Wise, Robert: Born to Kill (1947). The narrative’s rather thin, but Lawrence Tierney hulks through it anyway. Walter Slezak, nicely corrupt, quotes Biblically.

Negulesco, Jean: The Mask of Dimitrios (1944). Based on Eric Ambler’s novel of the same title. Another B movie from film’s heydey. It puts to shame much that is dubbed A List these days. The plot is serviceable and a good narrative. The camera work is highly crafted. The sets are elaborate yet uncluttered. It is recognized that there actually are counties in the continent of Europe. Everybody smokes. Most of them drink. Many of them recognize emotional despair—theirs and others’. Negulesco was just beginning his lengthy directorial career. Peter Lorre and Sydney Greenstreet teamed again to fine advantage. Greenstreet is given lines that do little to advance the plot, but the pleasant involutions of the script are a further pleasure to hear him speak. Peter Lorre sustains his imperturbability, even though he does not remotely have the accent of a Dutch detective story writer. The villain, played by Zachary Scott, is really villainous, but nonetheless cosmopolitan. The ending rather makes one miss the demise of the French franc.

The Mask of Dimitrios, Jean Negulesco

Sydney Greenstreet and Peter Lorre in Jean Negulesco’s The Mask of Dimitrios.

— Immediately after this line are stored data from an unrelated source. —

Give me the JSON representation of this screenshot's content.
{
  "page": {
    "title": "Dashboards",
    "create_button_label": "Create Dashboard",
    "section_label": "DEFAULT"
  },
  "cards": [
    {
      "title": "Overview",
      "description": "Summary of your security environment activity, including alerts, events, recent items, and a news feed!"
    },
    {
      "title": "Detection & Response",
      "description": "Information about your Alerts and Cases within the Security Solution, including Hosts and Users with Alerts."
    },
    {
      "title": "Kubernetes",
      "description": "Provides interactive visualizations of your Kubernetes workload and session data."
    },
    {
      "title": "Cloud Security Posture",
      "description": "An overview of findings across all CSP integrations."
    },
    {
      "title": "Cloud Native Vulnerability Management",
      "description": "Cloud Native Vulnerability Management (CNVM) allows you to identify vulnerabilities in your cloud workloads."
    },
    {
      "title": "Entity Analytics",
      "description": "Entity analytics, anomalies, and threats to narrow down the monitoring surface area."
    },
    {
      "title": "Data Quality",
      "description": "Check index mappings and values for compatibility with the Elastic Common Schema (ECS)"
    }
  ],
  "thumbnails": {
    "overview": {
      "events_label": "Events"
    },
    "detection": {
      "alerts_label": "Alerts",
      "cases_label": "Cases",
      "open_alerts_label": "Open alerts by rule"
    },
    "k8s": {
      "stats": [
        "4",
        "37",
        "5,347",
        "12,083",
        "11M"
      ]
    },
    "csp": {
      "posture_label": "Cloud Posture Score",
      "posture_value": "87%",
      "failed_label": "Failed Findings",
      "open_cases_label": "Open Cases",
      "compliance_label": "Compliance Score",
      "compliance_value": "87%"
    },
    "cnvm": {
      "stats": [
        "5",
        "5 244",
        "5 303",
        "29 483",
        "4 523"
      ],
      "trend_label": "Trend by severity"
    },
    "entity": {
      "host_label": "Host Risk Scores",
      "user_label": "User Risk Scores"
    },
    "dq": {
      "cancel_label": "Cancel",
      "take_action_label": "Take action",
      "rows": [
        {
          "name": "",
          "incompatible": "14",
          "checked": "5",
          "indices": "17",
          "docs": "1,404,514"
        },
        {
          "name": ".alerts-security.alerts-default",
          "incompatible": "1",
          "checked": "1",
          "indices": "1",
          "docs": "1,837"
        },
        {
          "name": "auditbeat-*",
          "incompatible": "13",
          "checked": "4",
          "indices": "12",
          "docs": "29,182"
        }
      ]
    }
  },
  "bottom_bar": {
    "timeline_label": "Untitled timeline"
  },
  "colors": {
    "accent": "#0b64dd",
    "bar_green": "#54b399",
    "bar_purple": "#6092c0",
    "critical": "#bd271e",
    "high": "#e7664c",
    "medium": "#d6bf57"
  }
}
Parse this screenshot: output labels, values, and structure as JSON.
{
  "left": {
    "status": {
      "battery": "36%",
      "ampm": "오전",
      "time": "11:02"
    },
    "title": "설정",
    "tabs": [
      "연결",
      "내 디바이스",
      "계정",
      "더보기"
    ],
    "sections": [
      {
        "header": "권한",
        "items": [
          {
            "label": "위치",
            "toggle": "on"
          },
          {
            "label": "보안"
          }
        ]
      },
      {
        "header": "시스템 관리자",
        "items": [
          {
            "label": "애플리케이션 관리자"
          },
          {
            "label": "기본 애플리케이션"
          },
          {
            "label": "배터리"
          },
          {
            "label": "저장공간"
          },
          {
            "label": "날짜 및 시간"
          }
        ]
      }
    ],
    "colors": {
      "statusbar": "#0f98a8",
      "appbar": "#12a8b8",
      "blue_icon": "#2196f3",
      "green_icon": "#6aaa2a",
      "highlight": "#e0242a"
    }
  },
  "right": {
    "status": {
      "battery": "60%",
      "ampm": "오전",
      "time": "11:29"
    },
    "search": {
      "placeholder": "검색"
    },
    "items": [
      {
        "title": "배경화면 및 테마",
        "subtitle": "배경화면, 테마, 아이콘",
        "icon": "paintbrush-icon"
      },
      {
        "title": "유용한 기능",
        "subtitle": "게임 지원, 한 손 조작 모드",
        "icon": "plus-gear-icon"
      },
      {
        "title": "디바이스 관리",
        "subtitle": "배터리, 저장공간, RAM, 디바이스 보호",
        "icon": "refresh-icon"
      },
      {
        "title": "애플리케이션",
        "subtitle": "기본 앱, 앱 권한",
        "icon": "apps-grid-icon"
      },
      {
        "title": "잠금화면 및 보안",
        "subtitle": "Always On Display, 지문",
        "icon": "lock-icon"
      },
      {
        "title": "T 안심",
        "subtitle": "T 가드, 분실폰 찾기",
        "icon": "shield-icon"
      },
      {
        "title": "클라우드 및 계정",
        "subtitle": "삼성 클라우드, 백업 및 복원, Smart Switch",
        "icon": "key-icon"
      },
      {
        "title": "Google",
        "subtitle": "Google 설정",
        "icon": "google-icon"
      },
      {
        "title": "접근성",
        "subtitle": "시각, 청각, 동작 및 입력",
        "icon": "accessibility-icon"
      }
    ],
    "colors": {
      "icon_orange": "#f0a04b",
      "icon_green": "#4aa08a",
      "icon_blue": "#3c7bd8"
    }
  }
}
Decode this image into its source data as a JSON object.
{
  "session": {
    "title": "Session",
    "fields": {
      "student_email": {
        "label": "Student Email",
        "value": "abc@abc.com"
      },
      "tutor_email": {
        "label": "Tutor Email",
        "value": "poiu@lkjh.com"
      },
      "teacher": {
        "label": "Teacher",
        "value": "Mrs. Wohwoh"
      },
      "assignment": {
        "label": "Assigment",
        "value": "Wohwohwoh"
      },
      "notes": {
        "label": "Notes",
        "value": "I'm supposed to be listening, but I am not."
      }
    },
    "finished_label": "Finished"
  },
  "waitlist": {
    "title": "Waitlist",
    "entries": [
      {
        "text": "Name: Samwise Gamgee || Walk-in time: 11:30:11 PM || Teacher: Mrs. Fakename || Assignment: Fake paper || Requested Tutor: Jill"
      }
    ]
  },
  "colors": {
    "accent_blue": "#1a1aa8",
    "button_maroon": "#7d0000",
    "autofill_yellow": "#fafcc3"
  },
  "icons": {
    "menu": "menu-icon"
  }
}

Neame, Ronald: The Seventh Sin (1957). Good adaptation of W. Somerset Maugham’s The Painted Veil, with particularly fine acting by George Sanders. Even in the film one detects Maugham’s knowledge and wariness of human behaviour, and his insights that were assisted by his training as a medical doctor who understood the misery of the slums and the downtrodden and ill-treated who lived in them. Maugham’s story for his novel, he writes in the preface to it, was suggested by lines of Dante that include

Siena mi fè; disfecemi Maremma:

Salsi colui, innanellata pria

Disposando m’avea con la suo gemma.

These Maugham translates as “Siena made me, Maremma unmade me: this he knows who after betrothal espoused me with his ring.” The seventh sin, incidentally, is not lust, but pride.